Diesel fuel faced a similar situation in the 60s as it burst onto the market. There were no fueling stations for diesel back then, just as it’s hard to find one for natural gas now. But nowadays, go down the street to the nearest gas station, and there you’ll find it. Diesel is everywhere.

Shale gas drilling has become a major game changer for future energy needs, and with some likely changes and adjustments to incorporate natural gas, it can be a part of everyday life. It can easily become as prevalent and popular as diesel fuel is today.

And as the shale boom continues throughout the country, natural gas production will continue to soar, driving down costs.

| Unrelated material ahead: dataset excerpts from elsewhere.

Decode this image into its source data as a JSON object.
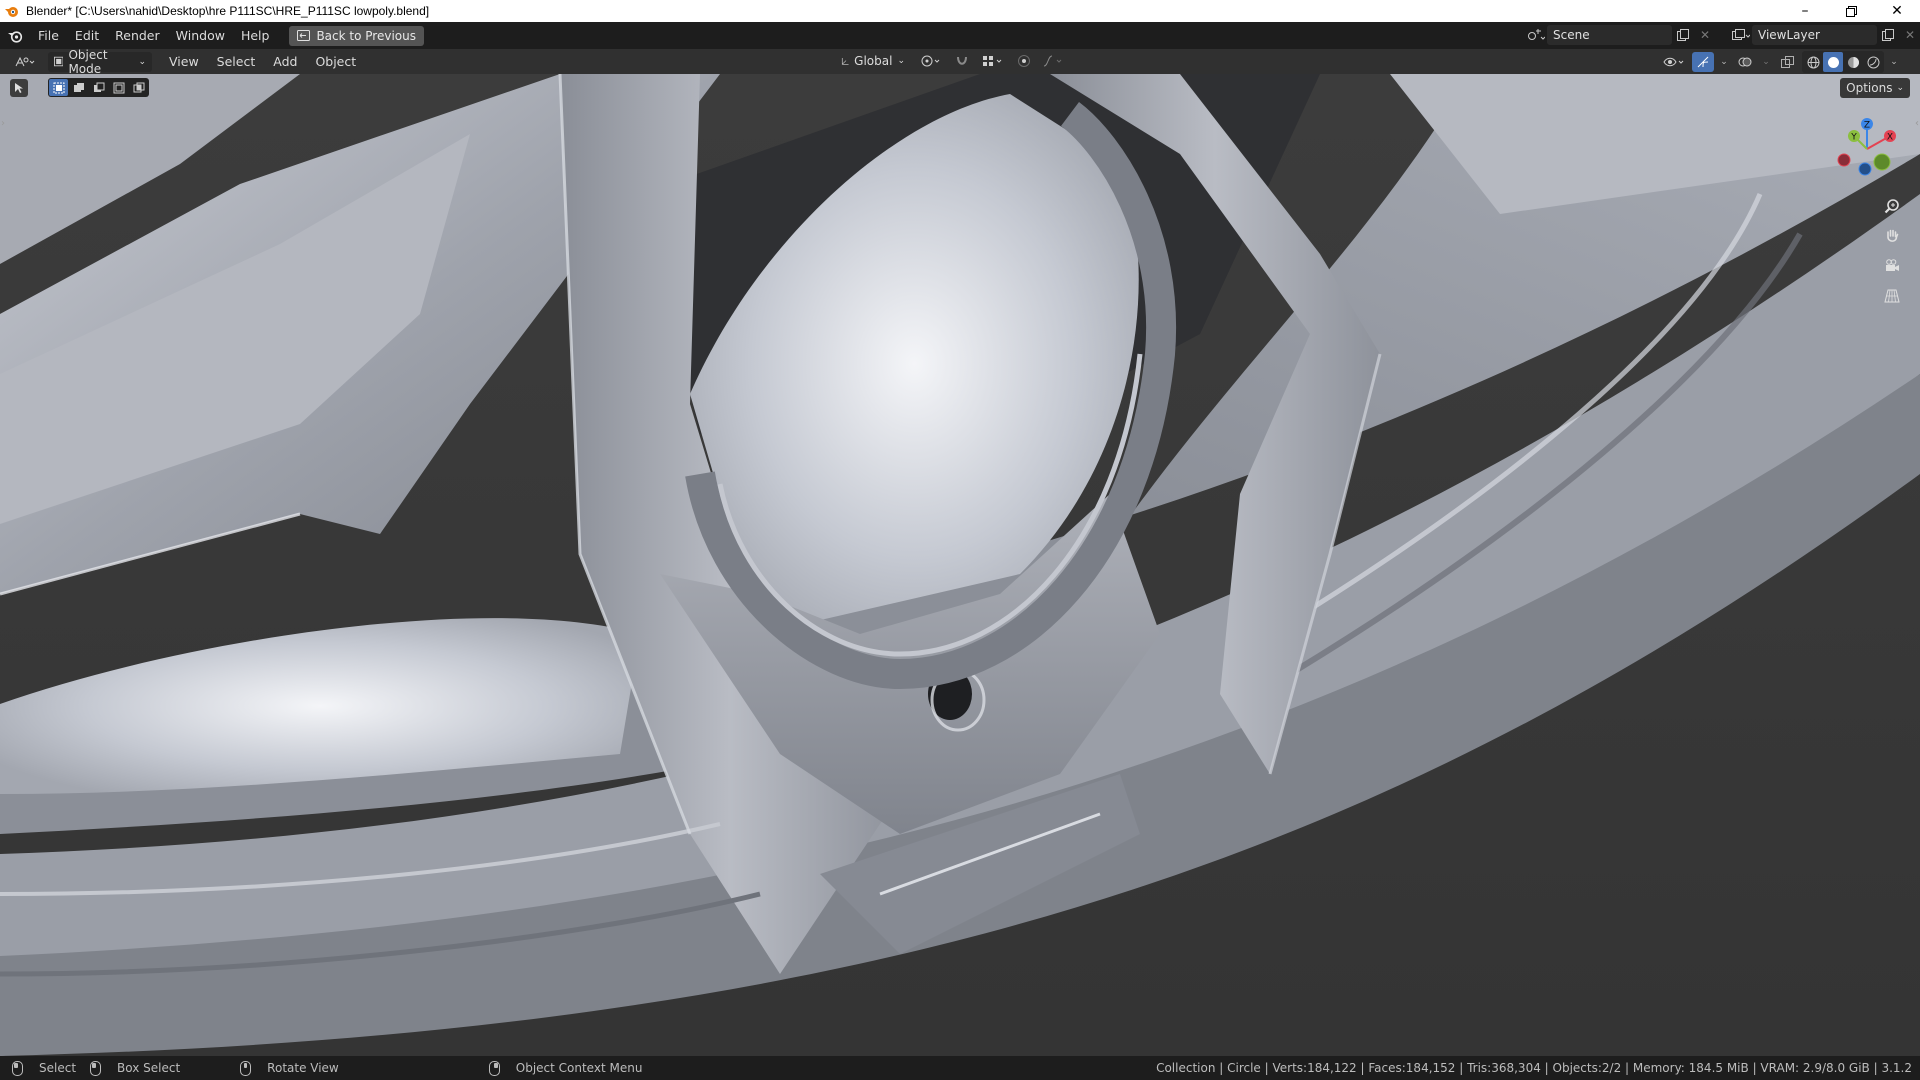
{
  "window": {
    "title": "Blender* [C:\\Users\\nahid\\Desktop\\hre P111SC\\HRE_P111SC lowpoly.blend]",
    "minimize_icon": "minimize-icon",
    "maximize_icon": "restore-icon",
    "close_icon": "close-icon"
  },
  "topbar": {
    "menus": [
      "File",
      "Edit",
      "Render",
      "Window",
      "Help"
    ],
    "back_button": "Back to Previous",
    "scene": "Scene",
    "view_layer": "ViewLayer"
  },
  "viewport_header": {
    "mode": "Object Mode",
    "menus": [
      "View",
      "Select",
      "Add",
      "Object"
    ],
    "transform_orientation": "Global"
  },
  "viewport": {
    "options_label": "Options",
    "gizmo_axes": [
      "X",
      "Y",
      "Z"
    ],
    "axis_colors": {
      "x": "#e44252",
      "y": "#8bbf3f",
      "z": "#3b86e8"
    }
  },
  "statusbar": {
    "select": "Select",
    "box_select": "Box Select",
    "rotate_view": "Rotate View",
    "context_menu": "Object Context Menu",
    "stats": "Collection | Circle | Verts:184,122 | Faces:184,152 | Tris:368,304 | Objects:2/2 | Memory: 184.5 MiB | VRAM: 2.9/8.0 GiB | 3.1.2"
  }
}
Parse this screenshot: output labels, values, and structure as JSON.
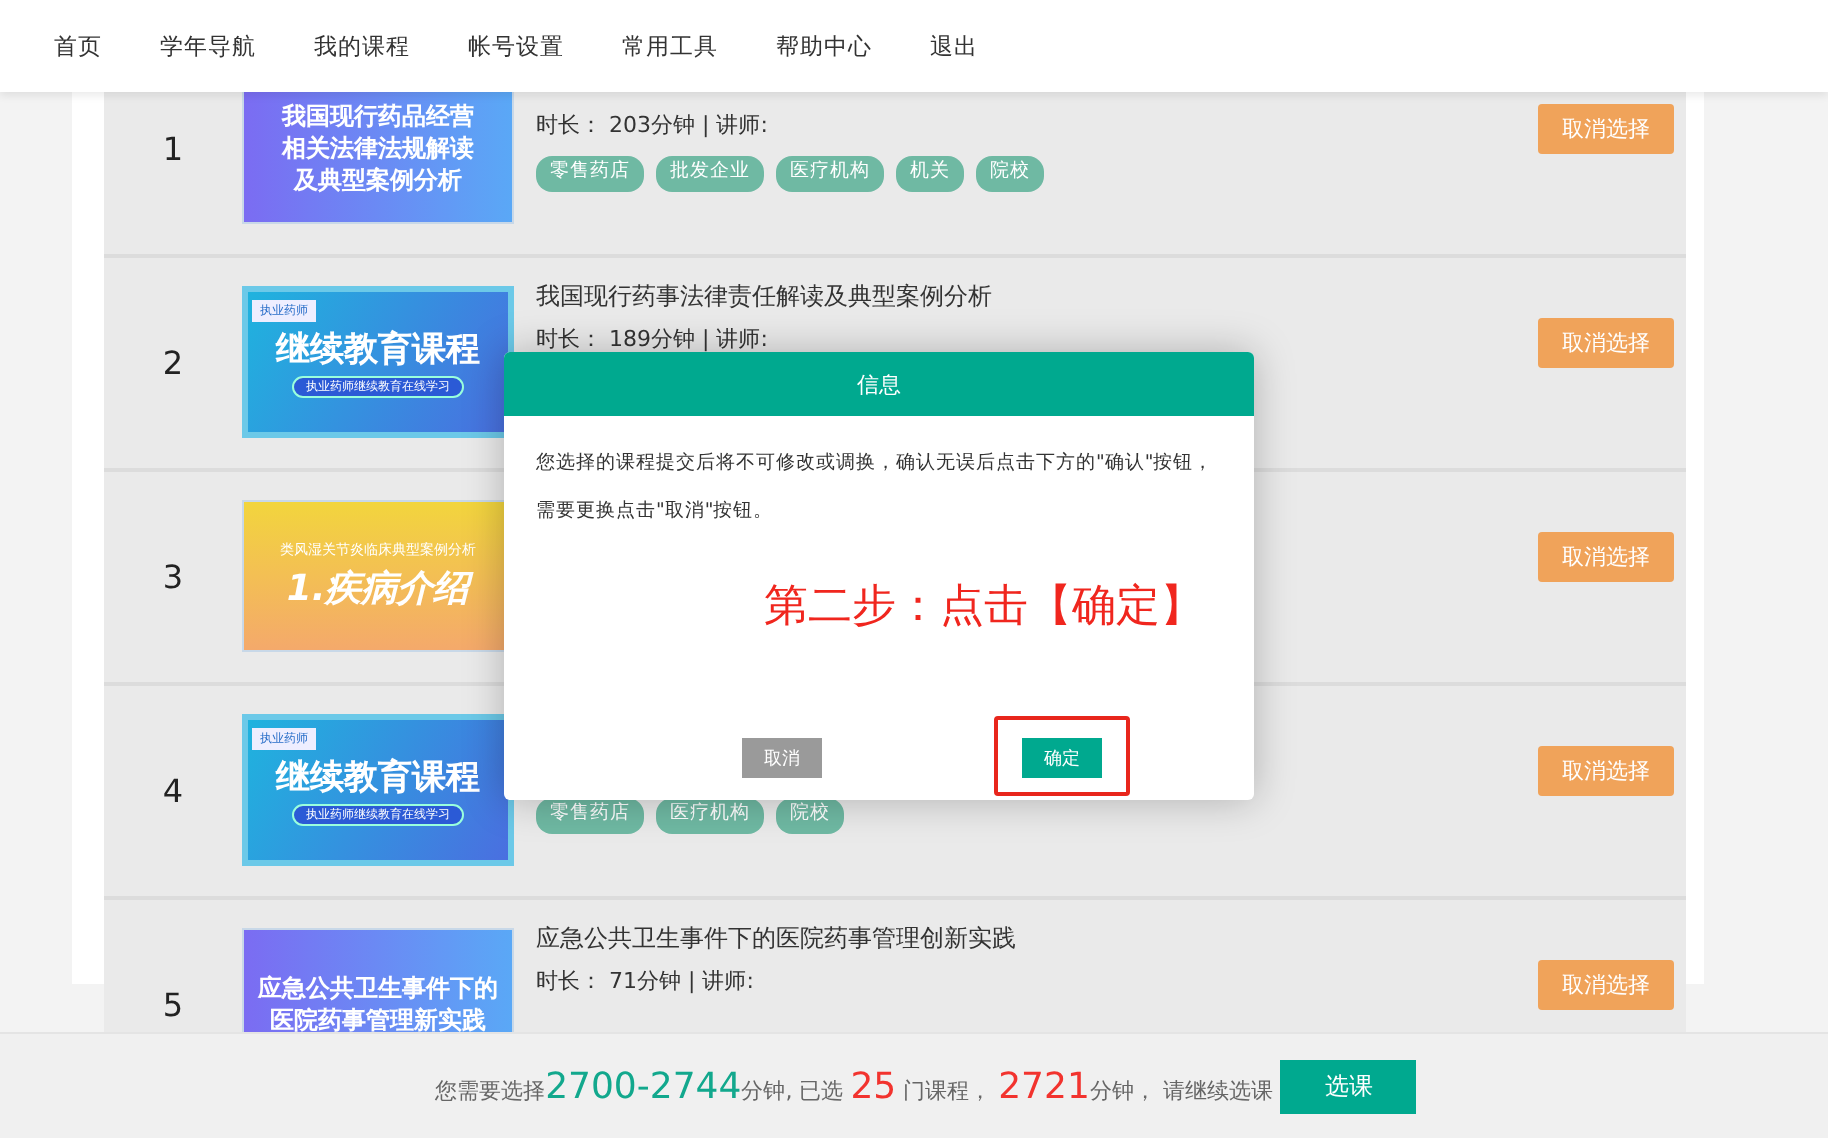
{
  "nav": [
    "首页",
    "学年导航",
    "我的课程",
    "帐号设置",
    "常用工具",
    "帮助中心",
    "退出"
  ],
  "courses": [
    {
      "number": "1",
      "thumb": {
        "kind": "violet",
        "lines": [
          "我国现行药品经营",
          "相关法律法规解读",
          "及典型案例分析"
        ]
      },
      "duration": "时长：  203分钟 | 讲师:",
      "tags": [
        "零售药店",
        "批发企业",
        "医疗机构",
        "机关",
        "院校"
      ],
      "action": "取消选择"
    },
    {
      "number": "2",
      "thumb": {
        "kind": "blue",
        "badge": "执业药师",
        "lines": [
          "继续教育课程"
        ],
        "subtitle": "执业药师继续教育在线学习"
      },
      "title": "我国现行药事法律责任解读及典型案例分析",
      "duration": "时长：  189分钟 | 讲师:",
      "action": "取消选择"
    },
    {
      "number": "3",
      "thumb": {
        "kind": "yellow",
        "subtitle": "类风湿关节炎临床典型案例分析",
        "lines": [
          "1.疾病介绍"
        ]
      },
      "action": "取消选择"
    },
    {
      "number": "4",
      "thumb": {
        "kind": "blue",
        "badge": "执业药师",
        "lines": [
          "继续教育课程"
        ],
        "subtitle": "执业药师继续教育在线学习"
      },
      "tags": [
        "零售药店",
        "医疗机构",
        "院校"
      ],
      "action": "取消选择"
    },
    {
      "number": "5",
      "thumb": {
        "kind": "violet",
        "lines": [
          "应急公共卫生事件下的",
          "医院药事管理新实践"
        ]
      },
      "title": "应急公共卫生事件下的医院药事管理创新实践",
      "duration": "时长：  71分钟 | 讲师:",
      "action": "取消选择"
    }
  ],
  "dialog": {
    "title": "信息",
    "message": "您选择的课程提交后将不可修改或调换，确认无误后点击下方的\"确认\"按钮，需要更换点击\"取消\"按钮。",
    "annotation": "第二步：点击【确定】",
    "buttons": [
      {
        "label": "取消",
        "kind": "secondary",
        "highlighted": false
      },
      {
        "label": "确定",
        "kind": "primary",
        "highlighted": true
      }
    ]
  },
  "summary": {
    "segments": [
      {
        "text": "您需要选择",
        "kind": "plain"
      },
      {
        "text": "2700-2744",
        "kind": "green"
      },
      {
        "text": "分钟, 已选 ",
        "kind": "plain"
      },
      {
        "text": "25",
        "kind": "red"
      },
      {
        "text": " 门课程， ",
        "kind": "plain"
      },
      {
        "text": "2721",
        "kind": "red"
      },
      {
        "text": "分钟， 请继续选课",
        "kind": "plain"
      }
    ],
    "button": "选课"
  }
}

And eventually—if bills like the ones in Pennsylvania are passed into law—the price consumers pay at the pump will go right down with it.


Rabbit Transit, a company that operates a fleet of bus lines in Pennsylvania, would be one of the first to benefit from the proposed changes. It would convert its 87-bus fleet to natural gas, but it would also need a place to refuel its transport line. The fuel and station are both equally important.

Some companies are already making the switch, such as York Waste, owned by Republic Services, Inc. (NYSE: RSG). Last year, the company announced 65 of its 100 diesel-powered garbage trucks would be replaced with NGVs

More businesses are set to make similar changes, and if the Marcellus Works package goes into effect, there’s no looking back.

The consumer market is also starting to make changes in converting to natural gas.

Honda (NYSE: HMC) released a passenger Civic last year that runs completely on natural gas. And this year Ford (NYSE: F), General Motors (NYSE: GM), and Chrysler all have vehicles that will be fueled by gasoline and natural gas.

And fueling stations are going to start popping up nationwide. Clean Energy Fuels Corp (NYSE: CLNE) is leading the charge as it plans to put up 150 new stations across the country—mostly at Pilot Flying J truck stops—located off major highways.

So while you’re out taking a nice spring drive, look around and see if you notice any of these changes. There will be a lot going on around the country in 2013.